Data Collection Versus Data Estimation: A Fundamental Trade-Off in Dynamic Networks

An important question that often arises in the operation of networked systems is whether to collect the real-time data or to estimate them based on the previously collected data. Various factors should be taken into account such as how informative the data are at each time instant for state estimation, how costly and credible the collected data are, and how rapidly the data vary with time. The above question can be formulated as a dynamic decision making problem with imperfect information structure, where a decision maker wishes to find an efficient way to switch between data collection and data estimation while the quality of the estimation depends on the previously collected data (i.e., duality effect). In this paper, the evolution of the state of each node is modeled as an exchangeable Markov process for discrete features and equivariant linear system for continuous features, where the data of interest are defined in the former case as the empirical distribution of the states, and in the latter case as the weighted average of the states.
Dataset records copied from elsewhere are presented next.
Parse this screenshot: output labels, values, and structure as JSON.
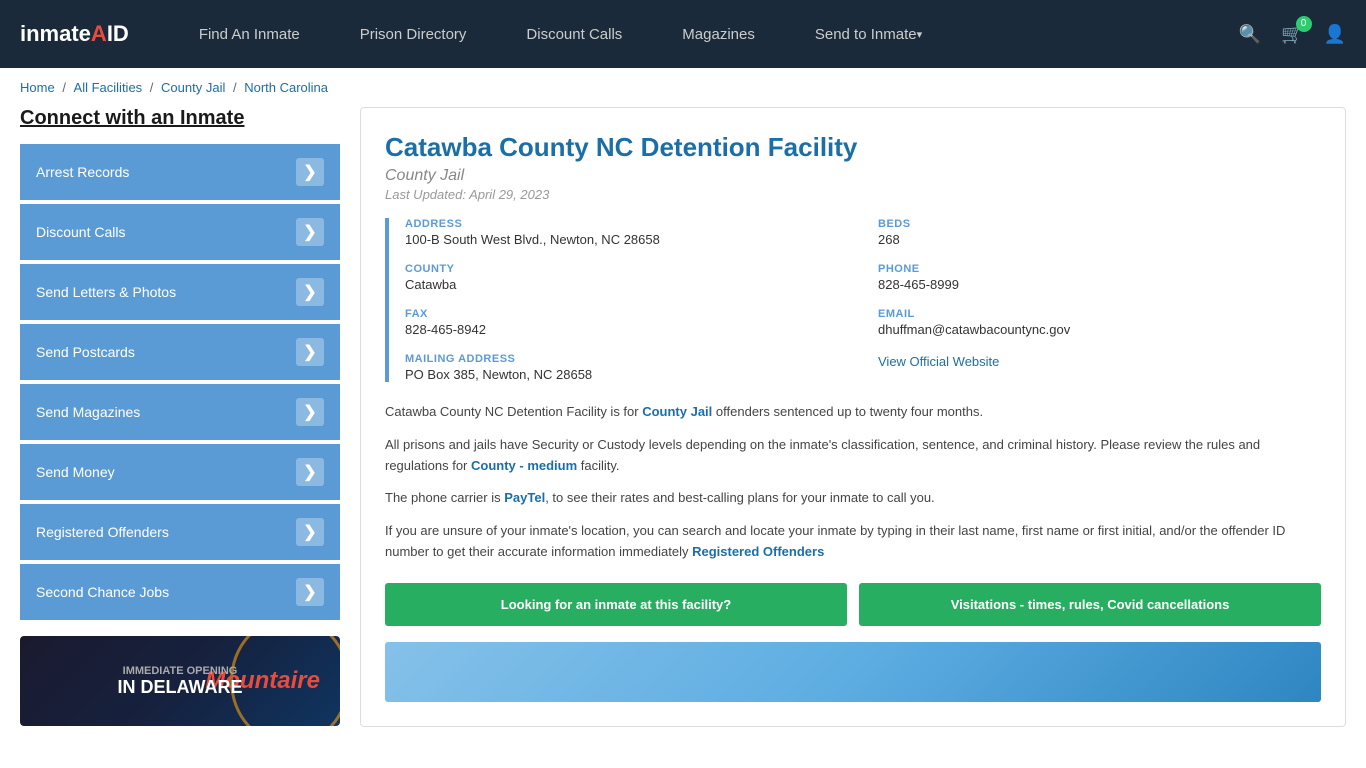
{
  "navbar": {
    "logo": "inmateAID",
    "links": [
      {
        "label": "Find An Inmate",
        "id": "find-inmate",
        "arrow": false
      },
      {
        "label": "Prison Directory",
        "id": "prison-directory",
        "arrow": false
      },
      {
        "label": "Discount Calls",
        "id": "discount-calls",
        "arrow": false
      },
      {
        "label": "Magazines",
        "id": "magazines",
        "arrow": false
      },
      {
        "label": "Send to Inmate",
        "id": "send-to-inmate",
        "arrow": true
      }
    ],
    "cart_count": "0"
  },
  "breadcrumb": {
    "items": [
      "Home",
      "All Facilities",
      "County Jail",
      "North Carolina"
    ]
  },
  "sidebar": {
    "title": "Connect with an Inmate",
    "menu_items": [
      {
        "label": "Arrest Records",
        "id": "arrest-records"
      },
      {
        "label": "Discount Calls",
        "id": "discount-calls"
      },
      {
        "label": "Send Letters & Photos",
        "id": "send-letters"
      },
      {
        "label": "Send Postcards",
        "id": "send-postcards"
      },
      {
        "label": "Send Magazines",
        "id": "send-magazines"
      },
      {
        "label": "Send Money",
        "id": "send-money"
      },
      {
        "label": "Registered Offenders",
        "id": "registered-offenders"
      },
      {
        "label": "Second Chance Jobs",
        "id": "second-chance-jobs"
      }
    ],
    "banner": {
      "line1": "IMMEDIATE OPENING",
      "line2": "IN DELAWARE",
      "logo": "Mountaire"
    }
  },
  "facility": {
    "title": "Catawba County NC Detention Facility",
    "type": "County Jail",
    "last_updated": "Last Updated: April 29, 2023",
    "address_label": "ADDRESS",
    "address_value": "100-B South West Blvd., Newton, NC 28658",
    "beds_label": "BEDS",
    "beds_value": "268",
    "county_label": "COUNTY",
    "county_value": "Catawba",
    "phone_label": "PHONE",
    "phone_value": "828-465-8999",
    "fax_label": "FAX",
    "fax_value": "828-465-8942",
    "email_label": "EMAIL",
    "email_value": "dhuffman@catawbacountync.gov",
    "mailing_label": "MAILING ADDRESS",
    "mailing_value": "PO Box 385, Newton, NC 28658",
    "website_label": "View Official Website",
    "desc1": "Catawba County NC Detention Facility is for ",
    "desc1_link": "County Jail",
    "desc1_rest": " offenders sentenced up to twenty four months.",
    "desc2": "All prisons and jails have Security or Custody levels depending on the inmate's classification, sentence, and criminal history. Please review the rules and regulations for ",
    "desc2_link": "County - medium",
    "desc2_rest": " facility.",
    "desc3": "The phone carrier is ",
    "desc3_link": "PayTel",
    "desc3_rest": ", to see their rates and best-calling plans for your inmate to call you.",
    "desc4": "If you are unsure of your inmate's location, you can search and locate your inmate by typing in their last name, first name or first initial, and/or the offender ID number to get their accurate information immediately ",
    "desc4_link": "Registered Offenders",
    "btn1": "Looking for an inmate at this facility?",
    "btn2": "Visitations - times, rules, Covid cancellations"
  }
}
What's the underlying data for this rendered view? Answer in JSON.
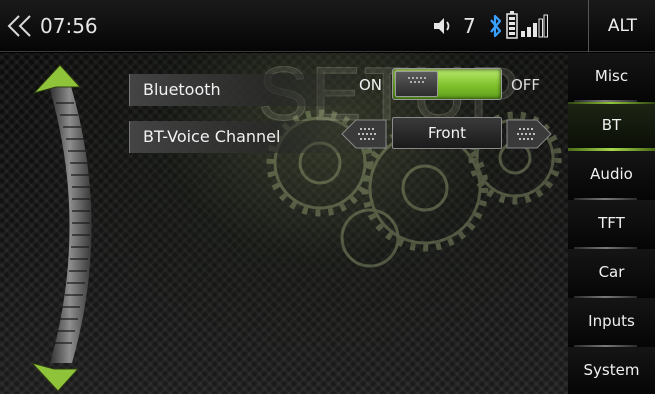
{
  "status_bar": {
    "clock": "07:56",
    "volume_level": "7",
    "alt_label": "ALT"
  },
  "header": {
    "watermark": "SETUP"
  },
  "settings": [
    {
      "label": "Bluetooth",
      "on_label": "ON",
      "off_label": "OFF",
      "state": "off"
    },
    {
      "label": "BT-Voice Channel",
      "value": "Front"
    }
  ],
  "tabs": [
    {
      "label": "Misc",
      "active": false
    },
    {
      "label": "BT",
      "active": true
    },
    {
      "label": "Audio",
      "active": false
    },
    {
      "label": "TFT",
      "active": false
    },
    {
      "label": "Car",
      "active": false
    },
    {
      "label": "Inputs",
      "active": false
    },
    {
      "label": "System",
      "active": false
    }
  ],
  "colors": {
    "accent_green": "#8fc43a",
    "bluetooth_blue": "#3aa0ff"
  },
  "icons": {
    "back": "double-chevron-left-icon",
    "volume": "speaker-icon",
    "bluetooth": "bluetooth-icon",
    "battery": "battery-icon",
    "signal": "signal-bars-icon"
  }
}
When the data are collected, they may or may not be credible, according to a Bernoulli distribution. Based on a novel planning space, a Bellman equation is proposed to identify a near-optimal strategy whose computational complexity is logarithmic with respect to the inverse of the desired maximum distance from the optimal solution, and polynomial with respect to the number of nodes. A reinforcement learning algorithm is developed for the case when the model is not known exactly, and its convergence to the near-optimal solution is shown subsequently. In addition, a certainty threshold is introduced that determines when data estimation is more desirable than data collection, as the number of nodes increases. For the special case of linear dynamics, a separation principle is constructed wherein the optimal estimate is computed by a Kalman-like filter, irrespective of the probability distribution of random variables. It is shown that the complexity of finding the proposed sampling strategy, in this special case, is independent of the size of the state space and the number of nodes. Examples of a sensor network, a communication network and a social network are provided.